1. ## Multivariable max&min

Find the max&min of the following function :
$\displaystyle f(x,y,z)=8xy-3y^2+32z+5$
subject to the constraint : $\displaystyle 4x^2+y^2+4z^2=24$

By the Lagrang Multipliers' method :

$\displaystyle 8y=\lambda 8x$........(1)
$\displaystyle 8x-6y=\lambda 2y$.......(2)
$\displaystyle 32=\lambda 8z$.......(3)
$\displaystyle 4x^2+y^2+4z^2=24$

(1) will be : $\displaystyle y=\lambda x$
(2) will be : $\displaystyle 4x-3y=\lambda y$
(3) will be : $\displaystyle 4=\lambda z$

then ?!!

2. Originally Posted by Miss
Find the max&min of the following function :
$\displaystyle f(x,y,z)=8xy-3y^2+32z+5$
subject to the constraint : $\displaystyle 4x^2+y^2+4z^2=24$

By the Lagrang Multipliers' method :

$\displaystyle 8y=\lambda 8x$........(1)
$\displaystyle 8x-6y=\lambda 2y$.......(2)
$\displaystyle 32=\lambda 8z$.......(3)
$\displaystyle 4x^2+y^2+4z^2=24$

(1) will be : $\displaystyle y=\lambda x$
(2) will be : $\displaystyle 4x-3y=\lambda y$
(3) will be : $\displaystyle 4=\lambda z$

then ?!!

sub $\displaystyle y = \lambda x$

into

$\displaystyle 4x- 3y = \lambda y$

and get

$\displaystyle -\lambda^2x+4x-3\lambda x = 0$

factor out and x

$\displaystyle x(-\lambda^2+4-3\lambda) = 0$

x= 0

Now plug that x = 0 into

$\displaystyle y = \lambda x$

and get that y = 0

Last plug x = y = 0

into

$\displaystyle 4x^2 +y^2 +4z^2 =24$

3. thanks !!

But why did you ignore solving for $\displaystyle \lambda$ in :

$\displaystyle x(-\lambda^2+4-3\lambda) = 0$

??

4. By using the method of Lagrange, we will get:

$\displaystyle y=\lambda x$ ... (1)
$\displaystyle 4x-3y=\lambda y$ ... (2)
$\displaystyle 4=\lambda z$ ... (3)
$\displaystyle 4x^2+y^2+4z^2=24$ ... (4)

By substituting (1) in (2), we will get the equation : $\displaystyle x(-\lambda^2 - 3\lambda + 4)=0$
$\displaystyle \implies x=0,\lambda=-4,\lambda=1$ ..

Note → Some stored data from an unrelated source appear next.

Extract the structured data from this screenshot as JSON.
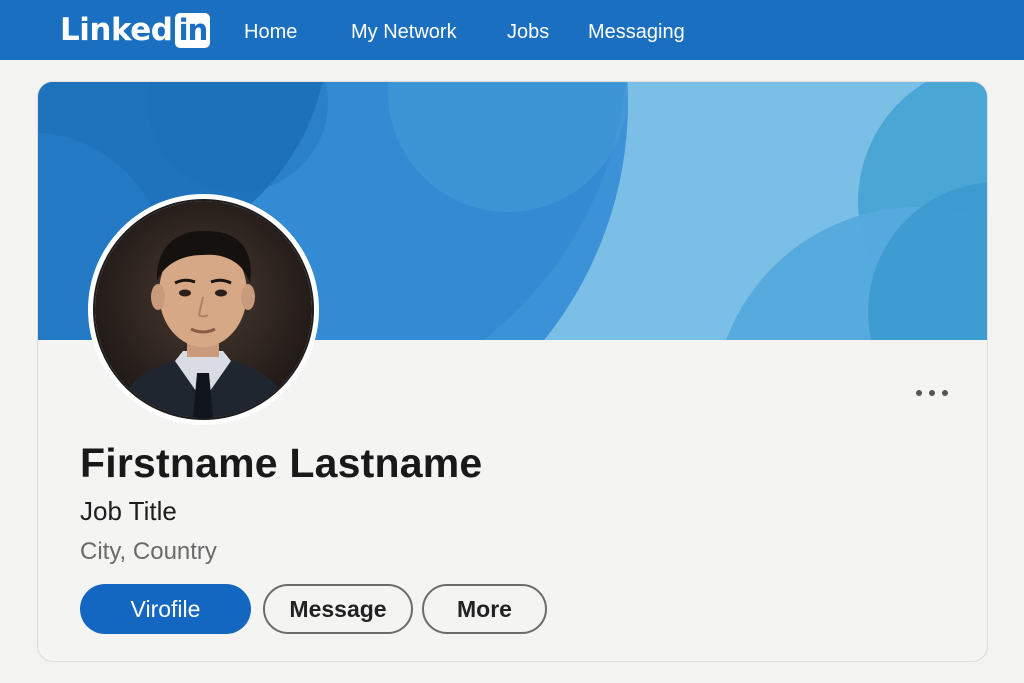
{
  "nav": {
    "logo_text": "Linked",
    "logo_box": "in",
    "items": [
      {
        "label": "Home"
      },
      {
        "label": "My Network"
      },
      {
        "label": "Jobs"
      },
      {
        "label": "Messaging"
      }
    ]
  },
  "profile": {
    "name": "Firstname Lastname",
    "job_title": "Job Title",
    "location": "City, Country",
    "more_icon": "ellipsis-icon"
  },
  "actions": {
    "primary_label": "Virofile",
    "message_label": "Message",
    "more_label": "More"
  },
  "colors": {
    "brand": "#1b6fc0",
    "primary_button": "#1467c0",
    "banner_light": "#7bbfe6",
    "banner_dark": "#1e78c4"
  }
}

when x=0 ---> y=0 , substitute this in 4 ---> $\displaystyle z^2=6 \implies z=\pm \sqrt{6}$
so the first two points are $\displaystyle (0,0,\sqrt{6})$ and $\displaystyle (0,0,-\sqrt{6})$
when $\displaystyle \lambda = 1$ ---> z=4 from (3) ---> y=x from (1) and (2)
So when $\displaystyle \lambda=1$ we have y=x and z=4 , By substituting this in (4) :
$\displaystyle 5x^2+64=24 \implies x^2=-8$ which don't have any solutions
so when $\displaystyle \lambda = 1$, we do not have any points.
when $\displaystyle \lambda=-4$ ---> y=-4x from (1) and z=-1 from (3)
by substituting this in (4) ---> $\displaystyle x^2=1 \implies x=\pm 1$
when x=1 --> y=-4 ---> third point is (1,-4,-1)
when x=-1 ---> y=4 ---> fourth point is (-1,4,-1)
The points are : $\displaystyle (0,0,\sqrt{6}),(0,0,-\sqrt{6}),(1,-4,-1)$ and $\displaystyle (-1,4,-1)$
Find the value of the function at these point, biggest --> max, smallest --> min.

5. Originally Posted by Miss
thanks !!

But why did you ignore solving for $\displaystyle \lambda$ in :

$\displaystyle x(-\lambda^2+4-3\lambda) = 0$

??
Sorry forgot to copy that part from my worksheet when transfering it on here lol.